Tuesday, September 13, 2011

W1: My shame.

As a product of two parents with little available time for preparing meals and even less available knowledge regarding how to prepare them, I typically relish food of any kind. I cannot recall any childhood dishes that force me to recoil in nostalgic pain. I can, however, remember years of shame brought on by one of my darkest vices: canned, stinky fish. From popularly accepted canned tuna and salmon to infamous choices like sardines and anchovies, I love them all.

As a child, I found traditional lunch meats like bologna and turkey boring and lacking in flavor, pungent or otherwise. I found that a serving of chunky tuna with mayonnaise and a slice of tomato, however, provided a unique, mild flavor and a sensual fishy odor that made my nostrils dance. I was amazed by how intense and savory anchovies could make a pizza. I also appreciated the way sardines canned in mustard or hot sauce saved me the trouble of adding a condiment and admired their potential practicality as non-perishable staples when preparing for a nuclear winter.

I found, however, that a genuine appreciation of smelly fish—even middle-of-the-road options like tuna—aroused levels of suspicion and deep-seated resentment comparable only to that of McCarthy era whistle blowers. Claims to “like the taste” or “not mind the smell” seemed to provide an insufficient argument for daring to consume anything out of a tin. Fellow students made jabs at my post-lunchtime breath. Adults thought my taste for fish was an affectation or a desperate bid for attention. After requesting anchovies on my allotted quarter of our family pizza at a restaurant, waitresses would inevitably raise their eyebrows and glance at my parents as if to ask, “Did you hear what your son just said? Does he kiss his grandmother with that mouth?”

Despite my trials, I never ended my affair with canned fish.

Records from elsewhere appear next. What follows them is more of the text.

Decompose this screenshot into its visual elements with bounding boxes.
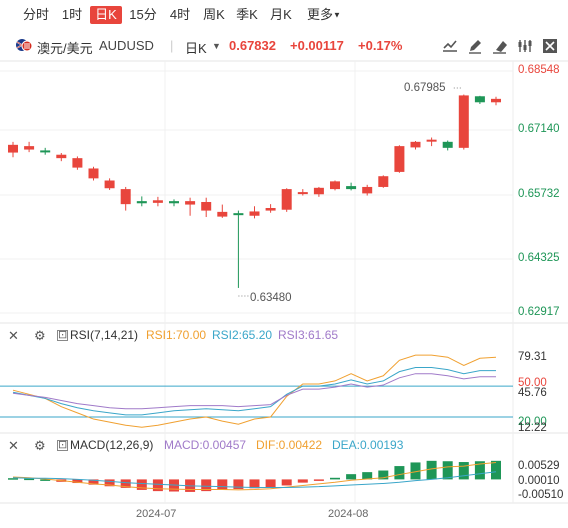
macd-bar (8, 478, 18, 480)
macd-bar (330, 477, 340, 480)
price-axis-label: 0.68548 (518, 64, 560, 76)
x-label-july: 2024-07 (136, 508, 177, 520)
macd-axis-label: 0.00010 (518, 475, 560, 487)
candle-body (56, 154, 67, 159)
rsi-axis-label: 79.31 (518, 351, 547, 363)
candle-body (313, 187, 324, 195)
macd-bar (346, 474, 357, 480)
candle-body (378, 176, 389, 187)
candle-body (394, 146, 405, 172)
candle-body (152, 200, 163, 203)
candle-body (104, 180, 115, 189)
macd-title: MACD(12,26,9) (70, 438, 154, 452)
x-label-august: 2024-08 (328, 508, 369, 520)
candle-body (217, 211, 228, 217)
candle-body (410, 141, 421, 148)
price-axis-label: 0.65732 (518, 188, 560, 200)
rsi2-value: RSI2:65.20 (212, 328, 273, 342)
candle-body (281, 189, 292, 210)
candle-body (249, 211, 260, 216)
candle-body (458, 95, 469, 148)
macd-value: MACD:0.00457 (164, 438, 247, 452)
indicator-toggle-icon[interactable]: ⊡ (57, 330, 68, 341)
rsi-title: RSI(7,14,21) (70, 328, 139, 342)
low-annotation: 0.63480 (250, 292, 292, 304)
macd-bar (265, 479, 276, 488)
macd-bar (24, 478, 35, 481)
macd-bar (152, 479, 163, 492)
rsi3-value: RSI3:61.65 (278, 328, 339, 342)
candle-body (362, 186, 373, 194)
macd-bar (313, 479, 324, 481)
macd-bar (458, 462, 469, 480)
candle-body (346, 186, 357, 190)
candle-body (136, 201, 147, 204)
candle-body (233, 213, 244, 216)
candle-body (185, 201, 196, 205)
macd-axis-label: -0.00510 (518, 489, 564, 501)
gear-icon[interactable]: ⚙ (34, 328, 46, 344)
macd-bar (281, 479, 292, 486)
rsi-line-rsi2 (12, 367, 496, 416)
price-axis-label: 0.62917 (518, 306, 560, 318)
high-annotation: 0.67985 (404, 82, 446, 94)
candle-body (8, 144, 18, 153)
macd-header: ✕ ⚙ ⊡ MACD(12,26,9) MACD:0.00457 DIF:0.0… (0, 436, 568, 454)
candle-body (297, 192, 308, 195)
candle-body (426, 139, 437, 142)
rsi1-value: RSI1:70.00 (146, 328, 207, 342)
dif-value: DIF:0.00422 (256, 438, 323, 452)
macd-bar (491, 460, 501, 480)
close-icon[interactable]: ✕ (8, 328, 19, 344)
macd-bar (217, 479, 228, 490)
candle-body (72, 158, 83, 168)
macd-bar (426, 460, 437, 480)
candle-body (474, 96, 485, 103)
macd-bar (442, 461, 453, 480)
candle-body (169, 201, 179, 204)
candle-body (265, 208, 276, 211)
macd-bar (394, 466, 405, 480)
candle-body (201, 201, 212, 211)
candle-body (442, 141, 453, 148)
gear-icon[interactable]: ⚙ (34, 438, 46, 454)
candle-body (40, 150, 51, 153)
candle-body (330, 181, 340, 190)
candle-body (120, 189, 131, 205)
rsi-axis-label: 12.22 (518, 422, 547, 434)
rsi-axis-label: 45.76 (518, 387, 547, 399)
rsi-line-rsi3 (12, 373, 496, 410)
candle-body (491, 98, 501, 103)
rsi-header: ✕ ⚙ ⊡ RSI(7,14,21) RSI1:70.00 RSI2:65.20… (0, 326, 568, 344)
price-axis-label: 0.67140 (518, 123, 560, 135)
rsi-line-rsi1 (12, 354, 497, 428)
dea-value: DEA:0.00193 (332, 438, 404, 452)
macd-bar (297, 479, 308, 483)
candle-body (88, 168, 99, 179)
price-axis-label: 0.64325 (518, 252, 560, 264)
close-icon[interactable]: ✕ (8, 438, 19, 454)
candle-body (24, 146, 35, 150)
indicator-toggle-icon[interactable]: ⊡ (57, 440, 68, 451)
macd-axis-label: 0.00529 (518, 460, 560, 472)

At one point I became eligible for my school’s free lunch program, and even then I would trade my meals for a friend’s daily ration of tuna salad and crackers. The two of us came to value our unique lunchtime transactions and maintained a long, healthy business relationship. Still, underneath my companion’s fair dealing and begrudging friendliness, I suspected that he, too, recognized me as a canned fish sympathizer not to be trusted. I knew that, like the North Pole-patterned Beach Cliff lighthouse, I would stand alone, forever, on the shores of Sardine Isle.

"...and if you gaze into an abyss, the abyss gazes also into you."